The Bumblebee Flies Anyway is fairly descriptive and yet I find myself skimming through the descriptions. My preference is to understand the big picture and the general outline of the book. It still is taking me a while to figure out the key essence of this book. Perhaps the key message is about the significance for one to realise one's dreams and helping others to fulfill their dreams, even when circumstances are pitting against oneself?

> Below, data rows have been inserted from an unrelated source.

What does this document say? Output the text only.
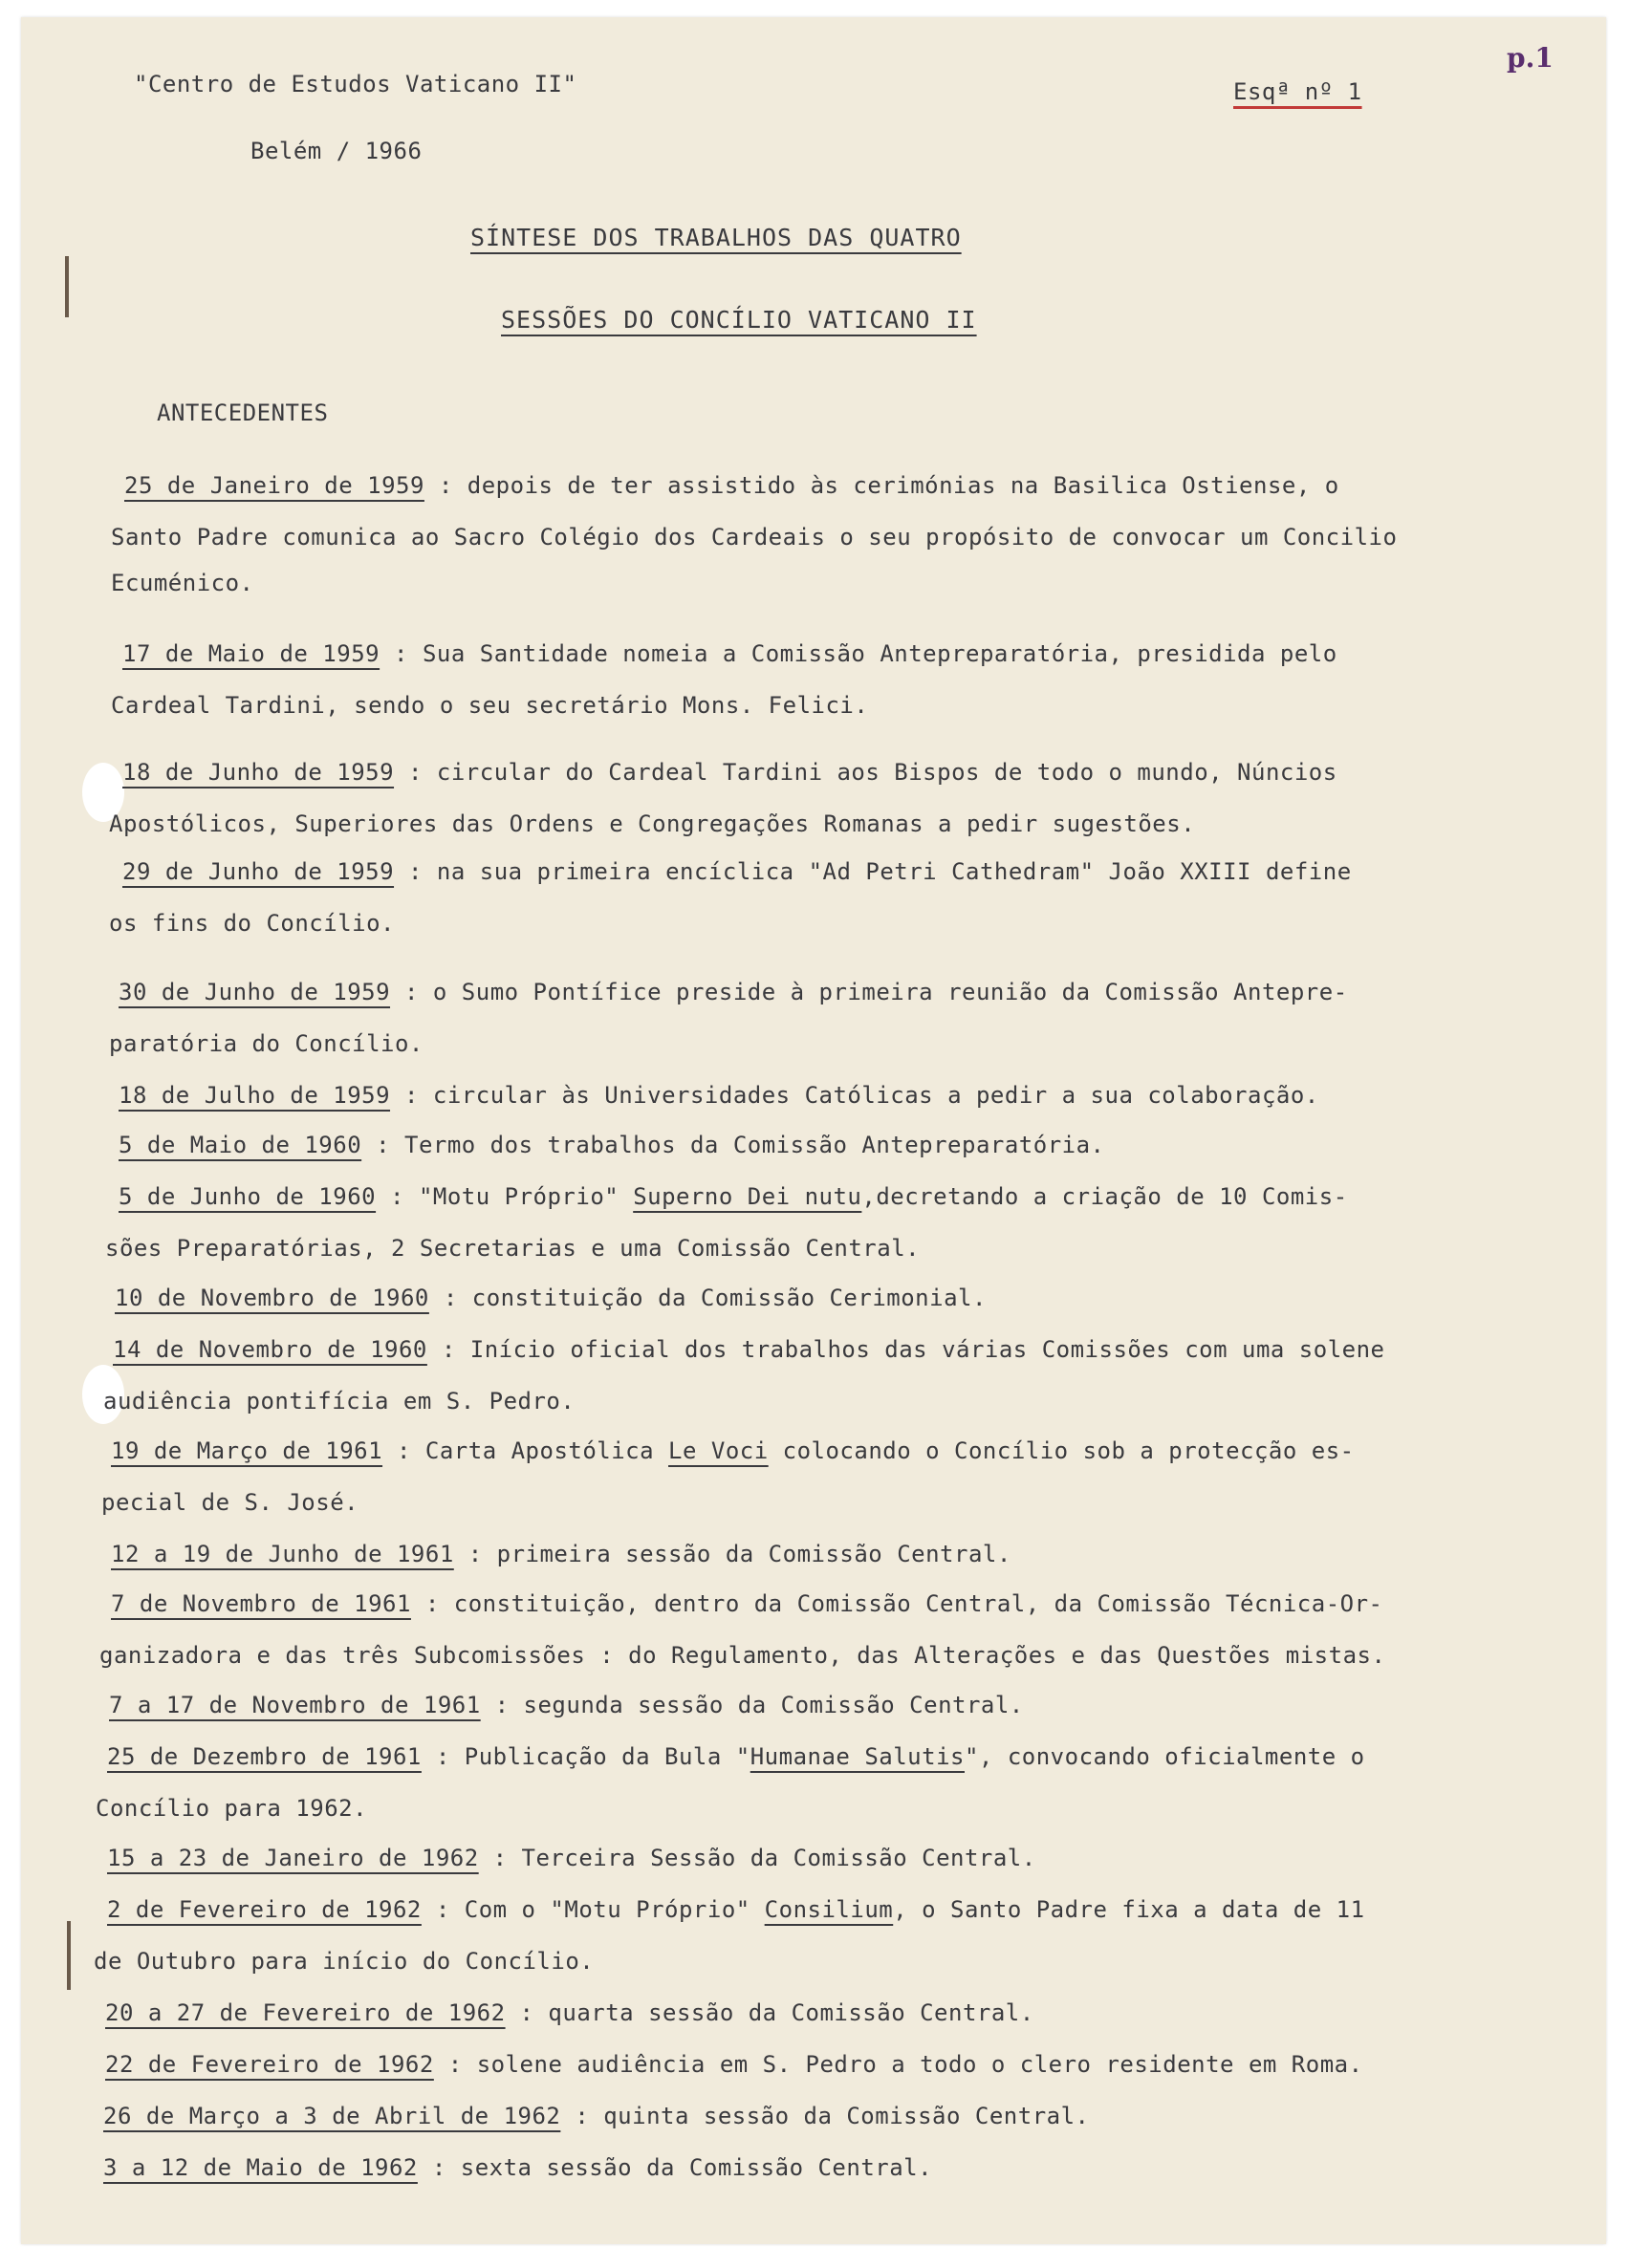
"Centro de Estudos Vaticano II"
Belém / 1966
Esqª nº 1
p.1
SÍNTESE DOS TRABALHOS DAS QUATRO
SESSÕES DO CONCÍLIO VATICANO II
ANTECEDENTES
25 de Janeiro de 1959 : depois de ter assistido às cerimónias na Basilica Ostiense, o
Santo Padre comunica ao Sacro Colégio dos Cardeais o seu propósito de convocar um Concilio
Ecuménico.
17 de Maio de 1959 : Sua Santidade nomeia a Comissão Antepreparatória, presidida pelo
Cardeal Tardini, sendo o seu secretário Mons. Felici.
18 de Junho de 1959 : circular do Cardeal Tardini aos Bispos de todo o mundo, Núncios
Apostólicos, Superiores das Ordens e Congregações Romanas a pedir sugestões.
29 de Junho de 1959 : na sua primeira encíclica "Ad Petri Cathedram" João XXIII define
os fins do Concílio.
30 de Junho de 1959 : o Sumo Pontífice preside à primeira reunião da Comissão Antepre-
paratória do Concílio.
18 de Julho de 1959 : circular às Universidades Católicas a pedir a sua colaboração.
5 de Maio de 1960 : Termo dos trabalhos da Comissão Antepreparatória.
5 de Junho de 1960 : "Motu Próprio" Superno Dei nutu,decretando a criação de 10 Comis-
sões Preparatórias, 2 Secretarias e uma Comissão Central.
10 de Novembro de 1960 : constituição da Comissão Cerimonial.
14 de Novembro de 1960 : Início oficial dos trabalhos das várias Comissões com uma solene
audiência pontifícia em S. Pedro.
19 de Março de 1961 : Carta Apostólica Le Voci colocando o Concílio sob a protecção es-
pecial de S. José.
12 a 19 de Junho de 1961 : primeira sessão da Comissão Central.
7 de Novembro de 1961 : constituição, dentro da Comissão Central, da Comissão Técnica-Or-
ganizadora e das três Subcomissões : do Regulamento, das Alterações e das Questões mistas.
7 a 17 de Novembro de 1961 : segunda sessão da Comissão Central.
25 de Dezembro de 1961 : Publicação da Bula "Humanae Salutis", convocando oficialmente o
Concílio para 1962.
15 a 23 de Janeiro de 1962 : Terceira Sessão da Comissão Central.
2 de Fevereiro de 1962 : Com o "Motu Próprio" Consilium, o Santo Padre fixa a data de 11
de Outubro para início do Concílio.
20 a 27 de Fevereiro de 1962 : quarta sessão da Comissão Central.
22 de Fevereiro de 1962 : solene audiência em S. Pedro a todo o clero residente em Roma.
26 de Março a 3 de Abril de 1962 : quinta sessão da Comissão Central.
3 a 12 de Maio de 1962 : sexta sessão da Comissão Central.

I have found a sypnosis of this book from BookLounge.ca, and here it goes:
Sixteen-year-old Barney can't remember life before the Complex, an experimental clinlc. He knows he's different--he's the control subject. Then he uncovers a terrible secret about himself, a secret that drives him to fulfill his and his fellow subjects' ultimate dream. The Bumblebee must fly!What about bumblebees? Why are bumblebees aerodynamically incapable of flying? According to what was written in the book, based on weight ratios to wing power and wind resistance, the bumblebee should not be able to fly. However, the bumblebee doesn’t know that, so it flies anyway.
I wonder: Would it be the case that when we don't give attention to our limitations, we will be more able to go againsts all the odds and realise our dreams?
To be frank, I still don't quite fully comprehend the author's style of writing and the embedded messages in this book. Possibly, this is because I seldom read fiction books, and I do find fiction books harder to read than non-fiction ones. Anyway, I am glad that I had read it. I have at least read one more fiction book. Yeah!